Toute propagation du son s’accompagne d’une réflexion acoustique, dès lors que l’onde sonore rencontre une surface qui en partie l’absorbe et en partie la réfléchit.
Dérivant de ce principe, le cycle Réflexio propose une série de conférences où les paroles d’artistes, de musiciens et de chercheurs s’offrent à la réflexion partagée, dans des moments d’échange où les énoncés de chacun et chacune deviennent autant d’échos d’échos. De l’audio-naturalisme à l’occultisme sonore, en passant par l’écoute des ondes électromagnétiques, un théâtre de poche, la présence performative des actions éphémères et le détournement des instruments dans l’improvisation, ces conférences abordent quelques-unes des préoccupations qui animent, aujourd’hui, les pratiques et la recherche dans les arts sonores, les musiques expérimentales et les sound studies.

Le cycle est dirigé par Matthieu Saladin dans le cadre du séminaire de Master « Les usages du son dans la pratique artistique ».
Il est co-organisé avec l’université Paris 8 et les Instants Chavirés.


Oliver Brisson
Les pratiques brutes de la musique
Mardi 3 mars à 18h30
Université Paris 8

La pratique du battement concurremment continu et discontinu, les perceptions flottantes de durées et de distance, le jeu sur les extrêmes perceptifs de volume ou de fréquence, positif ou négatif, les modulations de flux et de signaux, c'est ici tout un langage qui s'appuie sur l'univers sensoriel, actif et réceptif, et dont l'usage se retrouve autant dans le champ des pratiques sonores expérimentales que dans l'observation clinique des personnes concernées par les particularités de développement psychique ou d'inscription atypique dans le champ social. Cet écho saisissant entre les pratiques de recherches sonores radicales et les pratiques radicales et spontanées mais souvent mal-entendues par l'entourage, des personnes relevant de ce qui socialement est devenu un handicap, offre l'opportunité de relire cela en faisant valoir la possibilité d'une rencontre en deçà de la parole. Un partage du sensible, de ce qui s'éprouve dans le corps, de cet indressable chez chacun dont seuls les espaces de création osent encore dire l'existence. Nous pourrions donc aborder l'expérimentation sonore comme une pratique qui peut, dès lors, trouver une écoute affranchie des relations asymétriques que les cadres institutionnels peinent à dépasser, et déloger ainsi le stigmate qui éclipse le sujet sous sa différence repérée.

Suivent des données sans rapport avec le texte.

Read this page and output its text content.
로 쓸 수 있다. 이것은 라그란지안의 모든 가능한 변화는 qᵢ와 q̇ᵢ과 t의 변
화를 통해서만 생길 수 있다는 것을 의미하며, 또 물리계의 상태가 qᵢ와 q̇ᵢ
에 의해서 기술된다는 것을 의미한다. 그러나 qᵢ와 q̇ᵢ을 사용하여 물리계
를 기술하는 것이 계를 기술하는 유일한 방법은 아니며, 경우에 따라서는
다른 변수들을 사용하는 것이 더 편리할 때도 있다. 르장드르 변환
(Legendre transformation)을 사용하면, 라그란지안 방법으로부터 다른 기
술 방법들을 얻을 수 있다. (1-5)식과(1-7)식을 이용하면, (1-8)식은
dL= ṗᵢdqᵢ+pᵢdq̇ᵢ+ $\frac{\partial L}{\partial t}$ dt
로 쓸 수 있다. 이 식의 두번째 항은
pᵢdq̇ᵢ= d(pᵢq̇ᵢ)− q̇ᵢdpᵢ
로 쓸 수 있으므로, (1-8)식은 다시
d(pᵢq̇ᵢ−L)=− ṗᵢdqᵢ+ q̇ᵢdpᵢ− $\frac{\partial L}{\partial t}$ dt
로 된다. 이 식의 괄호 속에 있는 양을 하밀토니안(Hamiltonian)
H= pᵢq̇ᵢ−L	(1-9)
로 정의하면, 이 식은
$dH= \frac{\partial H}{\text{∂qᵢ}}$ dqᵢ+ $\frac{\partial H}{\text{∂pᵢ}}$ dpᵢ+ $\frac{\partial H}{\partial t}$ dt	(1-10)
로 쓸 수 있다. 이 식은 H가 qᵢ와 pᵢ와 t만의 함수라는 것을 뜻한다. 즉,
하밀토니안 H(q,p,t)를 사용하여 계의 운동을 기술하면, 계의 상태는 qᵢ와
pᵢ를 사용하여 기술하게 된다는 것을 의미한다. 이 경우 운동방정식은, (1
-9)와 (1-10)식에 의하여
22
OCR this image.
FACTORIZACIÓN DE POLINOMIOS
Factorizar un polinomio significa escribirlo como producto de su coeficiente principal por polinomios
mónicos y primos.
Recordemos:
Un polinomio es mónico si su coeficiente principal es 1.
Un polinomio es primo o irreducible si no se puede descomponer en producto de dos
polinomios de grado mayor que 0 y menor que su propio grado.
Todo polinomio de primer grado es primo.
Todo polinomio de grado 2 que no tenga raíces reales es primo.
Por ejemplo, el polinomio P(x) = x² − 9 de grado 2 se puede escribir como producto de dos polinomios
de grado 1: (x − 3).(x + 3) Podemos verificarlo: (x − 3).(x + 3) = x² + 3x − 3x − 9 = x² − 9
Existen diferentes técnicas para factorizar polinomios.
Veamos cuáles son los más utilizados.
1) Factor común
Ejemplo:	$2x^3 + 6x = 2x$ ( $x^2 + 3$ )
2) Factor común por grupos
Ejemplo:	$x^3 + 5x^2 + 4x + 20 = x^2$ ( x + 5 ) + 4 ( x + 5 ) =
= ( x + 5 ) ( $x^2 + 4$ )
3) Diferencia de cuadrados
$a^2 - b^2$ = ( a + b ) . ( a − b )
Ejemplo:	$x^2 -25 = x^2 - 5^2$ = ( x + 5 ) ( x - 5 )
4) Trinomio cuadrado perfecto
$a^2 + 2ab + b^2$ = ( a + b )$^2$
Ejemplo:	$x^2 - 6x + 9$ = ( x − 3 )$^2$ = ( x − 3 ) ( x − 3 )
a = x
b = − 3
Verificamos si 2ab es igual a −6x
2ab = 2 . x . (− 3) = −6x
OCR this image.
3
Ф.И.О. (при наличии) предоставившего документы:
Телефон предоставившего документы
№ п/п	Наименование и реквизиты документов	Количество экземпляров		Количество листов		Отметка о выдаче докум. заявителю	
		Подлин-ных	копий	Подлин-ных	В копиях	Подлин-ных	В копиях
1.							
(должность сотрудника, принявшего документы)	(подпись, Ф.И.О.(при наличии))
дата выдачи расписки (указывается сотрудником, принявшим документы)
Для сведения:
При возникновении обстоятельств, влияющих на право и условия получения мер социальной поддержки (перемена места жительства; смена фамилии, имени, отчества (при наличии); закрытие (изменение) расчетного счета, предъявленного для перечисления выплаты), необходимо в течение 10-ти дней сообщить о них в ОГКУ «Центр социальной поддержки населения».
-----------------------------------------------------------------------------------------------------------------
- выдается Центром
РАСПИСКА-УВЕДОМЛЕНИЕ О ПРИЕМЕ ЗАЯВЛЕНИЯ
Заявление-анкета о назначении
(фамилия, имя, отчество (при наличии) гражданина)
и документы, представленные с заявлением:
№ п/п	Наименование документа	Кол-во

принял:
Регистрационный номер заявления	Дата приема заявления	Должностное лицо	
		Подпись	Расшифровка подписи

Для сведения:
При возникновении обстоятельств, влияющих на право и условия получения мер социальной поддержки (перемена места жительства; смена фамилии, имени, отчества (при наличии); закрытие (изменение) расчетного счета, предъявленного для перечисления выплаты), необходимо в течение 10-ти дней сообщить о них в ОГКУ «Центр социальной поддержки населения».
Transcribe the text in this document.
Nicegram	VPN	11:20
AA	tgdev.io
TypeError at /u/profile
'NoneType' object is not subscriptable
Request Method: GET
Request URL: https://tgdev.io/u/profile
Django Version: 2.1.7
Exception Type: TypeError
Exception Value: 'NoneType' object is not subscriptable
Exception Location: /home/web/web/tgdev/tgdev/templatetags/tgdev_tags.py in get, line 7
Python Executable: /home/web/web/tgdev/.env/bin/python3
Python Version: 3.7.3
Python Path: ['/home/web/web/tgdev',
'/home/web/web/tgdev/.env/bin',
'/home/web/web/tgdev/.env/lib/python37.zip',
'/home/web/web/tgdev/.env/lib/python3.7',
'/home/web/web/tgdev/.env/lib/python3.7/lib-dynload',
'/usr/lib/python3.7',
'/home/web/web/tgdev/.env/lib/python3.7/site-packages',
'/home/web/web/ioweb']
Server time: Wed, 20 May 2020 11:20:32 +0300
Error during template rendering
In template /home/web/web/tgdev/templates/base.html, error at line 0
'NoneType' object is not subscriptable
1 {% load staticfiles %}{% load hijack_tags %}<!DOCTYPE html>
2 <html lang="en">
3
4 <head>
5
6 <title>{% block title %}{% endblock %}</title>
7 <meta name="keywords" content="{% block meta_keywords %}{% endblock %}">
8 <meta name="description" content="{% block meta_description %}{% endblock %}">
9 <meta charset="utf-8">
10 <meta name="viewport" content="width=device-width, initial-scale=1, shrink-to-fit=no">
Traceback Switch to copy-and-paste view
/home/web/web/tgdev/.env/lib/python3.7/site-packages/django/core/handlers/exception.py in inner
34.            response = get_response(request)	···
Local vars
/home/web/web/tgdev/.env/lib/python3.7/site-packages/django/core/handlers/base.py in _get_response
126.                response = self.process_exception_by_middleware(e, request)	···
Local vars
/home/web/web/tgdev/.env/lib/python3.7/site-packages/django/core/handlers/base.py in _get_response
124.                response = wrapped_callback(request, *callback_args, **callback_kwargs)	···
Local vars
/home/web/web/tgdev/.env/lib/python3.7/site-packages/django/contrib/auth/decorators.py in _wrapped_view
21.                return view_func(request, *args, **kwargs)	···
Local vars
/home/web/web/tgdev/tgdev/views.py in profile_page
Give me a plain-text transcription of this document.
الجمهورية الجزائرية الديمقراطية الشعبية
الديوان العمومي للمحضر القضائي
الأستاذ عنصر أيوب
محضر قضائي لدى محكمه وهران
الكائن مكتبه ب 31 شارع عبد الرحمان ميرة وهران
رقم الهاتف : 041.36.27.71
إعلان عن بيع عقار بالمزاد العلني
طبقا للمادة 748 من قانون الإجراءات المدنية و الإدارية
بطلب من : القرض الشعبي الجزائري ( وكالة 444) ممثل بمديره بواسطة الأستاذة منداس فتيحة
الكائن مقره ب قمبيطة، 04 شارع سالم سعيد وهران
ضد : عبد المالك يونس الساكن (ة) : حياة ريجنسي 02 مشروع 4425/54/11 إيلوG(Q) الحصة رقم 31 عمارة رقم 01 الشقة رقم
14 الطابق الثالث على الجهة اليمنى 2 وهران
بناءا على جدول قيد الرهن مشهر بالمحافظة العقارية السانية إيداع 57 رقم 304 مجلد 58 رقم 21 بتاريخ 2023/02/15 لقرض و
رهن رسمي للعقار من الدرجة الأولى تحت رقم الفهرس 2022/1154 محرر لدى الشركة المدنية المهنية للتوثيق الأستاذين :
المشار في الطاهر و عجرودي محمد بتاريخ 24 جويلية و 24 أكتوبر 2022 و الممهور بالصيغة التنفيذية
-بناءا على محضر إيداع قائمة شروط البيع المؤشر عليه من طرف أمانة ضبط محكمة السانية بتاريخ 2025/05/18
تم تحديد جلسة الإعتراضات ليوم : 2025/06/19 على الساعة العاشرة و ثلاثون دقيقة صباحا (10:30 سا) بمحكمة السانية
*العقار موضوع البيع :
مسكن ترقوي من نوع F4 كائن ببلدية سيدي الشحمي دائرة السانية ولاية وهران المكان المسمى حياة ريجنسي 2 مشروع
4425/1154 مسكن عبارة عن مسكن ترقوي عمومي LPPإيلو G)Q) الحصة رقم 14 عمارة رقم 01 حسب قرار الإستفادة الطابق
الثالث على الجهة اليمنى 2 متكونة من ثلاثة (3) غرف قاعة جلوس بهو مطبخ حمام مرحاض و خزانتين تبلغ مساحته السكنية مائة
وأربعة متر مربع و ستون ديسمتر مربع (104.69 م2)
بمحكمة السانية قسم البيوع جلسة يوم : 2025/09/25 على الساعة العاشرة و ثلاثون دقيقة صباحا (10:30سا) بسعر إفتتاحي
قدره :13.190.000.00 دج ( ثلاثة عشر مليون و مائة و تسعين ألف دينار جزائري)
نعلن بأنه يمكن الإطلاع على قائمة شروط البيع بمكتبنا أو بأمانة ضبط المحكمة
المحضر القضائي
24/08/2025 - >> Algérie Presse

Psychomotricien à temps plein depuis 15 ans, en particulier dans le champ de l'autisme, et engagé à temps partiel dans les pratiques sonores expérimentales depuis plus encore, Olivier Brisson s'implique, depuis quelques années et avec ses camarades du collectif La Belle Brute, à la promotion des « pratiques brutes de la musique », ces expériences s'appuyant sur l'expression sonore sous toutes ses formes comme véhicule d'une certaine singularité. Le collectif a une activité de production discographique, d'organisation d'événements type concerts, performances, etc., participe à l'élaboration de temps de recherche et de partage de savoirs (« les Rencontres Internationales autour des Pratiques Brutes de La Musique » avec le festival Sonic Protest), et se produit également sur scène sous différentes formes, souvent autour d'artistes « atypiques ». Dans le champ sonore, Olivier Brisson a sorti son premier album en solo chez Nashazphone en 2018 et a composé la musique du documentaire « Les Heures Heureuses » de Martine Deyres sur l'histoire de l'hôpital de Saint-Alban et de la naissance de la psychothérapie institutionnelle.


Catherine Guesde
Chaos et ordres de la noise : à l’écoute des formes émergentes
Mardi 17 mars à 18h30
Université Paris 8

En faisant du bruit son matériau principal, en renonçant aux principes traditionnels – rythmiques, mélodiques, harmoniques – de composition, la noise invite à repenser l’écoute. Si elle n’offre pas à l’oreille des formes immédiatement identifiables, ce pourquoi elle est souvent décrite comme chaotique, elle ne se situe pas pour autant du côté du pur informe – émergent, de manière stratifiée et souvent fragile, des motifs rythmiques ou mélodiques. Cette présentation s’intéressera aux écoutes de la noise en cherchant à voir comment elles contribuent à configurer les œuvres, en trouvant des fils d’Ariane dans la masse sonore, loin de l’idée d’un pur chaos.

Docteure en philosophie, Catherine Guesde s'intéresse à l'esthétique du metal extrême et de la noise ; elle a notamment co-écrit The Most Beautiful Ugly Sound in the World. A l'écoute de la noise avec Pauline Nadrigny (éditions Musica Falsa). Elle est membre du comité de rédaction de Volume ! La revue des musiques populaires, éditrice pour Books & Ideas (La Vie des Idées), et critique musicale chez New Noise magazine. Elle développe également des projets plus ou moins musicaux (dont Ciguë).


Marie Canet
Les bourdons de la contestation
Mardi 24 mars à 18h30
Les Instants Chavirés

Contester la notation, c’est s’opposer aux hégémonies langagières, ré-articuler leur structures idéologiques. Il est question de contrer les formes hégémoniques de domination verbale et institutionnelle. Performer en retour l’espace, c’est le jouer en temps réel et interpréter sa logique, le défaire de ses fonctions premières et travailler la variété des échanges possibles sans que ceux-ci ne soient à priori déterminés. L’interaction environnementaliste engage ainsi une multiplicité d’échanges et de participations qui permettent de développer des capacités intellectuelles et sensuelles nouvelles, dé-hiérarchisées. C’est ainsi que fredonnent les bourdons de la contestation. Ils prennent l’ampleur d’un drone continu qui remplit toutes formes de structures institutionnelles, afin de les faire craquer.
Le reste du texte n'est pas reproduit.